Sulla strada esco solo.
Nella nebbia è chiaro il cammino sassoso.
Calma è la notte.
Il deserto volge l’orecchio a Dio
E le stelle parlano tra loro.
Meraviglioso e solenne il cielo!
Dorme la terra in un azzurro nembo.
Cosa dunque mi turba e mi fa male?
Che cosa aspetto, che cosa rimpiango?
Nulla più aspetto dalla vita
E nulla rimpiango del passato,
cerco solo libertà e pace!
Vorrei abbandonarmi, addormentarmi!
Ma non nel freddo sonno della tomba.
Addormentarmi, con il cuore
Placato e il respiro sollevato.
E poi notte e dì sentire
La dolce voce dell’amore
Cantare carezzevole al mio orecchio
E sopra di me vedere sempre verde
Una bruna quercia piegarsi e stormire.

PAROLE CHE BAGNANO I PIEDI.

Castel Sant’Elia (Viterbo) presso il Giardino Sant’Heliae. Notte d’estate. foto p.Capitini

Me ne stavo seduto su una panca di tufo giallo, di quelle che hanno dentro i pezzi del vulcano che le partorì e ne conservano ancora il calore, specie nelle notti di estate. Accanto a me il tronco di un alloro, liscio, grigio e durissimo, mi dava appoggio. Non si toccano sovente i tronchi degli alberi, come si avesse paura a sentirli vivi mentre sollevano al cielo la loro ballerina di foglie leggere. Me ne stavo dunque lì, seduto sulla mia panca di tufo, sgranando uno spigo di lavanda, annusandomi di tanto in tanto le dita e aspettando.

 “Lei dunque … Ha perduto il treno?“…

Per un minuto, sa? Arrivo alla stazione, e me lo vedo scappare davanti.“…

Improvviso lo spettacolo era iniziato: senza sipario e senza applausi. Appoggiato al tronco del mio lauro, annusandomi le dita che sapevano di lavanda, attesi che le parole arrivassero a bagnarmi i piedi, come fanno le onde basse i primi giorni della villeggiatura, quando ancora non ci fidiamo del mare.

foto p.Capitini

I due attori se ne stavano seduti su un palcoscenico di due metri per tre, appoggiato ad una grande parete tagliata nel tufo da chissà quale fulmine. Sopra quel fazzoletto di legno, sbucciavano le parole di Pirandello offrendole a noi con delicatezza, come si usa con i bimbi. Era dal tempo del mio liceo, molti anni e sogni fa, che non ne assaggiavo più una.

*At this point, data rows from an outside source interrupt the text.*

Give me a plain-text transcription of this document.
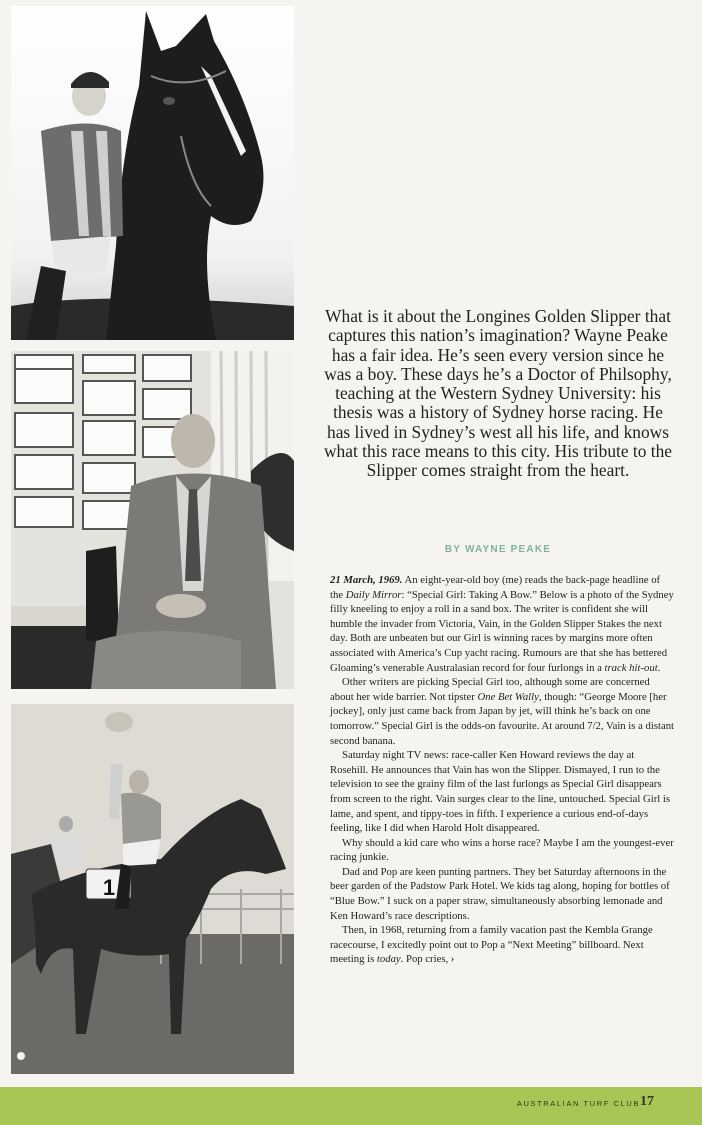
1
What is it about the Longines Golden Slipper that captures this nation’s imagination? Wayne Peake has a fair idea. He’s seen every version since he was a boy. These days he’s a Doctor of Philsophy, teaching at the Western Sydney University: his thesis was a history of Sydney horse racing. He has lived in Sydney’s west all his life, and knows what this race means to this city. His tribute to the Slipper comes straight from the heart.
BY WAYNE PEAKE

21 March, 1969. An eight-year-old boy (me) reads the back-page headline of the Daily Mirror: “Special Girl: Taking A Bow.” Below is a photo of the Sydney filly kneeling to enjoy a roll in a sand box. The writer is confident she will humble the invader from Victoria, Vain, in the Golden Slipper Stakes the next day. Both are unbeaten but our Girl is winning races by margins more often associated with America’s Cup yacht racing. Rumours are that she has bettered Gloaming’s venerable Australasian record for four furlongs in a track hit-out.

Other writers are picking Special Girl too, although some are concerned about her wide barrier. Not tipster One Bet Wally, though: “George Moore [her jockey], only just came back from Japan by jet, will think he’s back on one tomorrow.” Special Girl is the odds-on favourite. At around 7/2, Vain is a distant second banana.

Saturday night TV news: race-caller Ken Howard reviews the day at Rosehill. He announces that Vain has won the Slipper. Dismayed, I run to the television to see the grainy film of the last furlongs as Special Girl disappears from screen to the right. Vain surges clear to the line, untouched. Special Girl is lame, and spent, and tippy-toes in fifth. I experience a curious end-of-days feeling, like I did when Harold Holt disappeared.

Why should a kid care who wins a horse race? Maybe I am the youngest-ever racing junkie.

Dad and Pop are keen punting partners. They bet Saturday afternoons in the beer garden of the Padstow Park Hotel. We kids tag along, hoping for bottles of “Blue Bow.” I suck on a paper straw, simultaneously absorbing lemonade and Ken Howard’s race descriptions.

Then, in 1968, returning from a family vacation past the Kembla Grange racecourse, I excitedly point out to Pop a “Next Meeting” billboard. Next meeting is today. Pop cries, ›

AUSTRALIAN TURF CLUB 17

L’uomo dal fiore in bocca sbucciò le ultime sue raccomandandomi di trovare il primo cespuglietto d’erba su la proda. E di contarne i fili per lui. Quanti fili saranno, tanti giorni ancora avrebbe vissuto. Prima che potessi promettergli che l’avrei senz’altro fatto un grosso pipistrello entrò in scena, ci sorvolò e se ne rientrò nel buio del bosco, dando appena il tempo al dottor Leandro Scoto di salire sul palco grande come una porta a reclamare la sua immortalità.

foto p.Capitini

L’ultimo chicco di lavanda cadde a terra. Mi chianai allora verso la siepe di rosmarino che separa la panca di tufo giallo dalla minuscola platea. Ne afferrai un rametto schiacciandone gli aghi con i polpastrelli. Adesso le mie dita sapevano di lavanda e di rosmarino e le parole dei personaggi anche. Già perché anche le parole hanno un profumo e un peso, una consistenza e un sapore. Quelle di Pirandello stasera sapevano di lavanda e rosmarino ed erano tiepide; tiepide come il tufo scaldato dal sole.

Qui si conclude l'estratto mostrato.